Weisse Bärte und blonde Locken
Christkind vs. Weihnachtsmann
13. 12. 2009 - 13:00
Glosse von Paul Frühauf
Jetzt ist wieder diese Zeit: Wie schon rund um Samhain (31. Oktober, Allerheiligen/Halloween, dazu jedoch später) versammeln sich die selbsternannten Verteidiger der Kultur des Abendlandes, zeigen naserümpfend auf die jetzt überall anzutreffenden Weihnachtsmänner und murmeln von bösartigen Untergrabung unserer Kultur durch amerikanischen Nonsens. Was sie dabei aus Unwissenheit oder Desinteresse wohl übersehen haben: Eigentlich hat ja das Christkind den Weihnachtsmann verdrängt. Außerdem sind die historischen Geschehnisse um diese beiden weihnachtlichen Konkurrenten religiös betrachtet ziemlich spiegelverkehrt. Doch holen wir weiter aus.

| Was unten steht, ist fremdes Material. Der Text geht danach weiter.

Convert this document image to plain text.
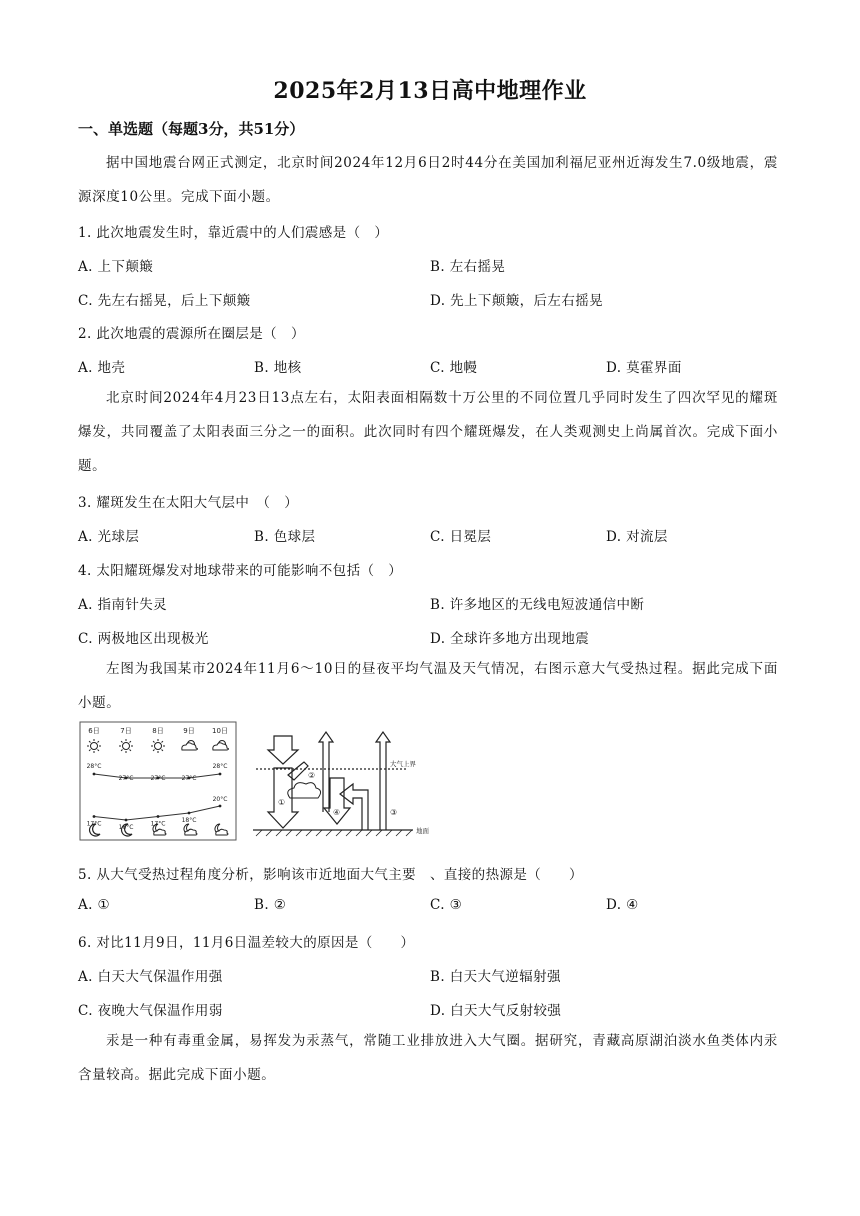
2025年2月13日高中地理作业
一、单选题（每题3分，共51分）
据中国地震台网正式测定，北京时间2024年12月6日2时44分在美国加利福尼亚州近海发生7.0级地震，震源深度10公里。完成下面小题。
1. 此次地震发生时，靠近震中的人们震感是（　）
A. 上下颠簸	B. 左右摇晃
C. 先左右摇晃，后上下颠簸	D. 先上下颠簸，后左右摇晃
2. 此次地震的震源所在圈层是（　）
A. 地壳	B. 地核	C. 地幔	D. 莫霍界面
北京时间2024年4月23日13点左右，太阳表面相隔数十万公里的不同位置几乎同时发生了四次罕见的耀斑爆发，共同覆盖了太阳表面三分之一的面积。此次同时有四个耀斑爆发，在人类观测史上尚属首次。完成下面小题。
3. 耀斑发生在太阳大气层中　（　）
A. 光球层	B. 色球层	C. 日冕层	D. 对流层
4. 太阳耀斑爆发对地球带来的可能影响不包括（　）
A. 指南针失灵	B. 许多地区的无线电短波通信中断
C. 两极地区出现极光	D. 全球许多地方出现地震
左图为我国某市2024年11月6～10日的昼夜平均气温及天气情况，右图示意大气受热过程。据此完成下面小题。
6日	7日	8日	9日 10日
28°C
27°C	27°C	27°C
28°C
17°C	16°C	17°C	18°C
20°C	①
②
③
④
大气上界
地面
5. 从大气受热过程角度分析，影响该市近地面大气主要　、直接的热源是（　　）
A. ①	B. ②	C. ③	D. ④
6. 对比11月9日，11月6日温差较大的原因是（　　）
A. 白天大气保温作用强	B. 白天大气逆辐射强
C. 夜晚大气保温作用弱	D. 白天大气反射较强
汞是一种有毒重金属，易挥发为汞蒸气，常随工业排放进入大气圈。据研究，青藏高原湖泊淡水鱼类体内汞含量较高。据此完成下面小题。
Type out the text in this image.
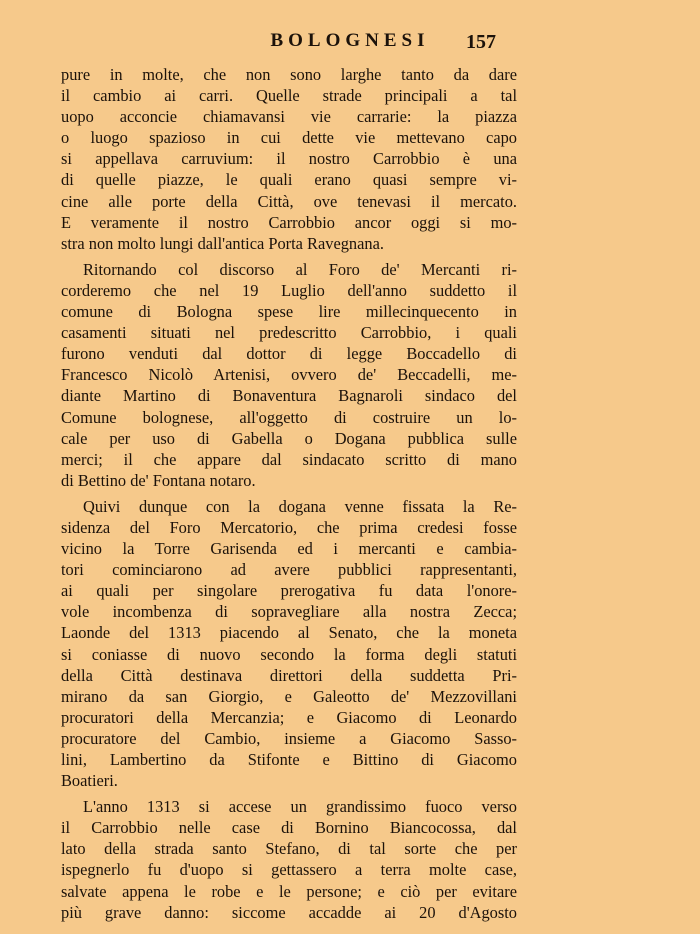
BOLOGNESI	157
pure in molte, che non sono larghe tanto da dare
il cambio ai carri. Quelle strade principali a tal
uopo acconcie chiamavansi vie carrarie: la piazza
o luogo spazioso in cui dette vie mettevano capo
si appellava carruvium: il nostro Carrobbio è una
di quelle piazze, le quali erano quasi sempre vi-
cine alle porte della Città, ove tenevasi il mercato.
E veramente il nostro Carrobbio ancor oggi si mo-
stra non molto lungi dall'antica Porta Ravegnana.
Ritornando col discorso al Foro de' Mercanti ri-
corderemo che nel 19 Luglio dell'anno suddetto il
comune di Bologna spese lire millecinquecento in
casamenti situati nel predescritto Carrobbio, i quali
furono venduti dal dottor di legge Boccadello di
Francesco Nicolò Artenisi, ovvero de' Beccadelli, me-
diante Martino di Bonaventura Bagnaroli sindaco del
Comune bolognese, all'oggetto di costruire un lo-
cale per uso di Gabella o Dogana pubblica sulle
merci; il che appare dal sindacato scritto di mano
di Bettino de' Fontana notaro.
Quivi dunque con la dogana venne fissata la Re-
sidenza del Foro Mercatorio, che prima credesi fosse
vicino la Torre Garisenda ed i mercanti e cambia-
tori cominciarono ad avere pubblici rappresentanti,
ai quali per singolare prerogativa fu data l'onore-
vole incombenza di sopravegliare alla nostra Zecca;
Laonde del 1313 piacendo al Senato, che la moneta
si coniasse di nuovo secondo la forma degli statuti
della Città destinava direttori della suddetta Pri-
mirano da san Giorgio, e Galeotto de' Mezzovillani
procuratori della Mercanzia; e Giacomo di Leonardo
procuratore del Cambio, insieme a Giacomo Sasso-
lini, Lambertino da Stifonte e Bittino di Giacomo
Boatieri.
L'anno 1313 si accese un grandissimo fuoco verso
il Carrobbio nelle case di Bornino Biancocossa, dal
lato della strada santo Stefano, di tal sorte che per
ispegnerlo fu d'uopo si gettassero a terra molte case,
salvate appena le robe e le persone; e ciò per evitare
più grave danno: siccome accadde ai 20 d'Agosto
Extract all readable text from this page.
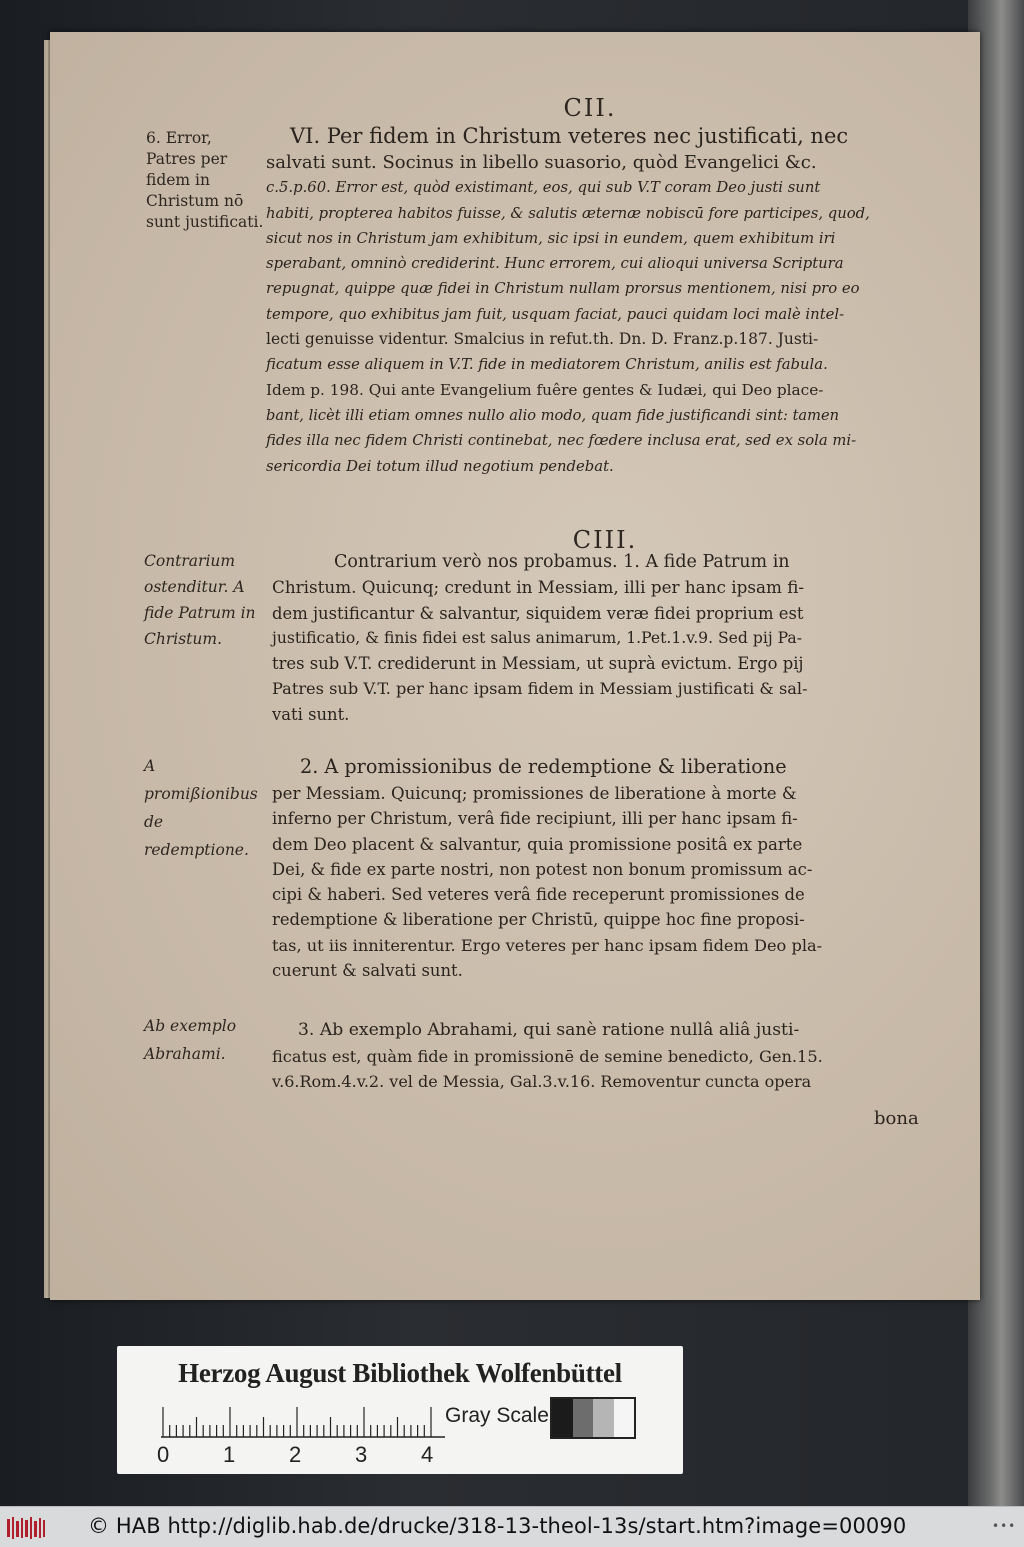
CII.
6. Error, Patres per fidem in Christum nō sunt justificati.
VI. Per fidem in Christum veteres nec justificati, nec
salvati sunt. Socinus in libello suasorio, quòd Evangelici &c.
c.5.p.60. Error est, quòd existimant, eos, qui sub V.T coram Deo justi sunt
habiti, propterea habitos fuisse, & salutis æternæ nobiscū fore participes, quod,
sicut nos in Christum jam exhibitum, sic ipsi in eundem, quem exhibitum iri
sperabant, omninò crediderint. Hunc errorem, cui alioqui universa Scriptura
repugnat, quippe quæ fidei in Christum nullam prorsus mentionem, nisi pro eo
tempore, quo exhibitus jam fuit, usquam faciat, pauci quidam loci malè intel-
lecti genuisse videntur. Smalcius in refut.th. Dn. D. Franz.p.187. Justi-
ficatum esse aliquem in V.T. fide in mediatorem Christum, anilis est fabula.
Idem p. 198. Qui ante Evangelium fuêre gentes & Iudæi, qui Deo place-
bant, licèt illi etiam omnes nullo alio modo, quam fide justificandi sint: tamen
fides illa nec fidem Christi continebat, nec fœdere inclusa erat, sed ex sola mi-
sericordia Dei totum illud negotium pendebat.
CIII.
Contrarium ostenditur. A fide Patrum in Christum.
Contrarium verò nos probamus. 1. A fide Patrum in
Christum. Quicunq; credunt in Messiam, illi per hanc ipsam fi-
dem justificantur & salvantur, siquidem veræ fidei proprium est
justificatio, & finis fidei est salus animarum, 1.Pet.1.v.9. Sed pij Pa-
tres sub V.T. crediderunt in Messiam, ut suprà evictum. Ergo pij
Patres sub V.T. per hanc ipsam fidem in Messiam justificati & sal-
vati sunt.
A promißionibus de redemptione.
2. A promissionibus de redemptione & liberatione
per Messiam. Quicunq; promissiones de liberatione à morte &
inferno per Christum, verâ fide recipiunt, illi per hanc ipsam fi-
dem Deo placent & salvantur, quia promissione positâ ex parte
Dei, & fide ex parte nostri, non potest non bonum promissum ac-
cipi & haberi. Sed veteres verâ fide receperunt promissiones de
redemptione & liberatione per Christū, quippe hoc fine proposi-
tas, ut iis inniterentur. Ergo veteres per hanc ipsam fidem Deo pla-
cuerunt & salvati sunt.
Ab exemplo Abrahami.
3. Ab exemplo Abrahami, qui sanè ratione nullâ aliâ justi-
ficatus est, quàm fide in promissionē de semine benedicto, Gen.15.
v.6.Rom.4.v.2. vel de Messia, Gal.3.v.16. Removentur cuncta opera
bona
Herzog August Bibliothek Wolfenbüttel
0 1 2 3 4
Gray Scale
© HAB http://diglib.hab.de/drucke/318-13-theol-13s/start.htm?image=00090	•••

Der Weihnachtsmann stammt nicht aus der Werbeabteilung von Coca Cola. Leider, liebe Verschwörungstheoretiker. Sein Ursprung liegt viel weiter in der Vergangenheit, nämlich beim Nikolaus – jener dem Santa Claus zum Verwechseln ähnlich sehenden Figur, die den Bischof Nikolaus von Myra darstellt. Übersetzt bedeutet Nikolaus übrigens "Siegreicher des Volkes". Selbiger, ein Erbe eines großen Vermögens, wirkte im 3. bis 4. Jahrhundert im römisch besetzten Griechenland und sorgte dort neben ein paar Wundern dafür, dass die alten Götter ausgetrieben wurden. So ließ er angeblich einen heiligen Baum fällen, welcher der Jagdgöttin Diana geweiht war oder war hilfreich bei der Bekehrung von Juden zum Christentum. Aus katholischer Sicht qualifizierte ihn solch Missionsarbeit natürlich zum Heiligen.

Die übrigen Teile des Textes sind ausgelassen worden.